I'm pretty sure that I understand all of this and that I understood it before your post (I don't mean for this to come across as arrogant). What was your motivation for posting this? I mean to ask what, from my posts, seems to indicate that it would be instructive to review the definition of a function? It seems to me that you may see a problem of mine of which I'm not even aware.

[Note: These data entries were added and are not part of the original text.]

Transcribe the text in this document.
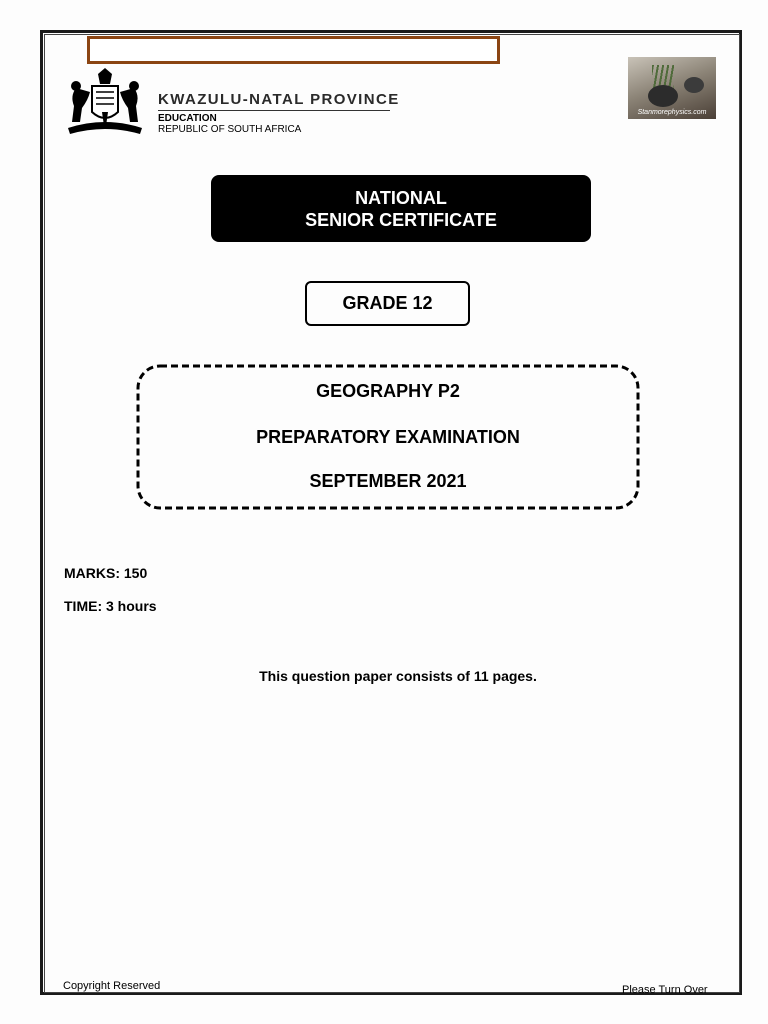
KWAZULU-NATAL PROVINCE
EDUCATION
REPUBLIC OF SOUTH AFRICA
Stanmorephysics.com
NATIONAL
SENIOR CERTIFICATE
GRADE 12
GEOGRAPHY P2
PREPARATORY EXAMINATION
SEPTEMBER 2021
MARKS: 150
TIME: 3 hours
This question paper consists of 11 pages.
Copyright Reserved	Please Turn Over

Is there is anything truly inherently wrong with my attempted solution as given in my original post or is it just notationally clunky?

11. Jun 3, 2015

### Fredrik

Staff Emeritus
This answer is not wrong. The difference between what you wrote and the "correct" answer is a notational convention.

I think the least confusing notation for the three partial derivatives of a function $f:\mathbb R^3\to\mathbb R$ is $D_1f$, $D_2f$, $D_3f$. The most popular notation $\frac{\partial f}{\partial x}$, $\frac{\partial f}{\partial y}$, $\frac{\partial f}{\partial z}$ is actually pretty strange, since e.g. the first one is defined as the function $g:\mathbb R^3\to\mathbb R$ such that for all $r,s,t\in\mathbb R$,
$$g(r,s,t)=\lim_{h\to 0}\frac{f(r+h,s,t)-f(r,s,t)}{h}.$$ As you can see, the variable "x" isn't involved in the definition, so why should it be part of the notation for this function? The only reasonable answer is that we usually use the symbol x to represent the number that we plug into the first variable slot.

The motivation for the "correct" result in your problem is something like this: Let's say that we're dealing with some expression that involves the variables $y$, $y'$ and $x$, something like $3y+y'x^2$. This expression is said to be a "function of" $y$, $y'$ and $x$ because its value (the number the expression represents) is determined by the values of these three variables. Now it's convenient to introduce an actual function $f:\mathbb R^3\to\mathbb R$ defined by
$$f(r,s,t)=3r+st^2$$ for all $r,s,t\in\mathbb R$. Now the original expression is equal to $f(y,y',x)$. Because of this, it makes sense to denote $D_1f$, $D_2f$, $D_3f$ by $\frac{\partial f}{\partial y}$, $\frac{\partial f}{\partial y'}$, $\frac{\partial f}{\partial x}$. When you evalutate
$$\frac{d}{d\alpha} f(y+\alpha\eta,y'+\alpha\eta',x)$$ the answer will contain partial derivatives of f, and we should denote them by $\frac{\partial f}{\partial y}$, $\frac{\partial f}{\partial y'}$, $\frac{\partial f}{\partial x}$, because that's the notation we decided to use before we decided to evaluate this particular total derivative.

Last edited: Jun 3, 2015
12. Jun 3, 2015

### PeroK

Your first post is essentially correct, so all this was perhaps an attempt to explain the slightly loose notation that the author was using. And perhaps that sums it up: his is a bit loose and yours is clunky and mine is pedantic!

I wasn't sure why you started to use things like $Y'$ in your last post, which suggested you didn't quite understand what I was getting at. Hopefully it's all clear now.

13. Jun 3, 2015

### Kinta

I think everything is crystal clear now. Thanks, everybody!